Tuning magnetic frustration on the diamond lattice of the A-site magnetic spinels CoAl$_{2-x}$Ga$_x$O$_4$: Lattice expansion and site disorder

TL;DR

This study investigates how substituting Ga for Al in CoAl2-xGaxO4 spinels affects lattice expansion, site disorder, and magnetic frustration on the diamond lattice, revealing complex magnetic ground states.

Contribution

It demonstrates how chemical substitution and resulting site disorder can tune magnetic frustration and ground states in A-site magnetic spinels.

Findings

Lattice expansion with Ga substitution weakens magnetic interactions.

Increased inversion displaces Co from the A site, altering magnetic order.

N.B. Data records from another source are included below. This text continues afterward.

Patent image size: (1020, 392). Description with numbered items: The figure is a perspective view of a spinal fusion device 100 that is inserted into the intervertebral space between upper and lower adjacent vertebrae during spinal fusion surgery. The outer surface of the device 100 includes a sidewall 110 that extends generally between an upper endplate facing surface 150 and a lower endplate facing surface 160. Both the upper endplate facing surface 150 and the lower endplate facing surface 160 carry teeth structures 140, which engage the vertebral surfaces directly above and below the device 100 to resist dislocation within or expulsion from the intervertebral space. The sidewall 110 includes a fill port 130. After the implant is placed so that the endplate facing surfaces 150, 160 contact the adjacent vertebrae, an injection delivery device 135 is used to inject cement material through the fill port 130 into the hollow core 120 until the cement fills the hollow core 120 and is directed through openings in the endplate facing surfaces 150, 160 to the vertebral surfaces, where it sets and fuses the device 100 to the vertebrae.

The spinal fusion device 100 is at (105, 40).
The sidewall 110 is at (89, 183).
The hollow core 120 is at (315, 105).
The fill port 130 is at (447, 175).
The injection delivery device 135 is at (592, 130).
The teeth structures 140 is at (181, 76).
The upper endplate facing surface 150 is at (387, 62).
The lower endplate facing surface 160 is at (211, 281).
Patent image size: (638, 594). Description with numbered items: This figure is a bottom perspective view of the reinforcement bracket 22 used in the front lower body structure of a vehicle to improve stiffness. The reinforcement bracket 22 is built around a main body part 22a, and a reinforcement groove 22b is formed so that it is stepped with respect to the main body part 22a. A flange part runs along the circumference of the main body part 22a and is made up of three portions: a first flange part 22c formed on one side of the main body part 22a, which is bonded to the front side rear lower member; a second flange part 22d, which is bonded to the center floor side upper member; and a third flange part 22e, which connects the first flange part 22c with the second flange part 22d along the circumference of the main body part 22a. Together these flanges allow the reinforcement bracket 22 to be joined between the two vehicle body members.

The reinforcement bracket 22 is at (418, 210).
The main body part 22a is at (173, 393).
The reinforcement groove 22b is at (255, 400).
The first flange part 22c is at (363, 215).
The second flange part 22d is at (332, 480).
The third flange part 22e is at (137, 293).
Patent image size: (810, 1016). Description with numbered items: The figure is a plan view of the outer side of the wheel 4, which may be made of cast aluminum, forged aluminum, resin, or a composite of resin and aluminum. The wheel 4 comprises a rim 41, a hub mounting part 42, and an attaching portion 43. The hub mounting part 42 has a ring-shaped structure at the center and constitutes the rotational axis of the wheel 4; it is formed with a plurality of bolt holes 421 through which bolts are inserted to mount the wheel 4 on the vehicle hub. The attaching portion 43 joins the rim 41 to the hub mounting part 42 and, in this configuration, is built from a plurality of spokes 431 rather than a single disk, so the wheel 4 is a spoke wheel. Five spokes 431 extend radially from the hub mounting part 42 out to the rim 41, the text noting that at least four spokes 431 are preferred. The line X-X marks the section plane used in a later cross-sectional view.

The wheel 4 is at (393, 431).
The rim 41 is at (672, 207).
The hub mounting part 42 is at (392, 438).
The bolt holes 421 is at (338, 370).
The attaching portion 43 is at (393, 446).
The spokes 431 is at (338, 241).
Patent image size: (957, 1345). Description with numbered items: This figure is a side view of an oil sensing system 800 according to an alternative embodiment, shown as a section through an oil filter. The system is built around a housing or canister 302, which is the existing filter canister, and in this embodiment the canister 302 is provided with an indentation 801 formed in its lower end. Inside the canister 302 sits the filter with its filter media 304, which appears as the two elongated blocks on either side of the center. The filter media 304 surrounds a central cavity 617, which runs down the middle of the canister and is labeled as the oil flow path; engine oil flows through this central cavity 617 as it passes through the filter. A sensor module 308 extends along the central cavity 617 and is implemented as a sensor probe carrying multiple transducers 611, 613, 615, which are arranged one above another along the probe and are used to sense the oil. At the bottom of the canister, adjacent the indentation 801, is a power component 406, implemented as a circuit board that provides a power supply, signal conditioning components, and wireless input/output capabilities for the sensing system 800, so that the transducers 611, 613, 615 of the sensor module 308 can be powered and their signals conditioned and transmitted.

Site disorder significantly impacts the magnetic ground state.

Abstract

The spinels CoB$_2$O$_4$ with magnetic Co$^{2+}$ ions on the diamond lattice A site can be frustrated because of competing near-neighbor ($J_1$) and next-near neighbor ($J_2$) interactions. Here we describe attempts to tune the relative strengths of these interactions by substitution on the non-magnetic B-site. The system we employ is CoAl$_{2-x}$Ga$_x$O$_4$, where Al is systematically replaced by the larger Ga, ostensibly on the B site. As expected, Ga substitution expands the lattice, resulting in Co atoms on the A-site being pushed further from one other and thereby weakening magnetic interactions. In addition, Ga distributes between the B and the A site in a concentration dependent manner displacing an increasing amount of Co from the A site with increasing $x$. This increased inversion, which is confirmed by neutron diffraction studies carried out at room temperature, affects magnetic ordering very significantly, and changes the nature of the ground state. Modeling of the magnetic coupling illustrates the complexity that arises from the cation site disorder.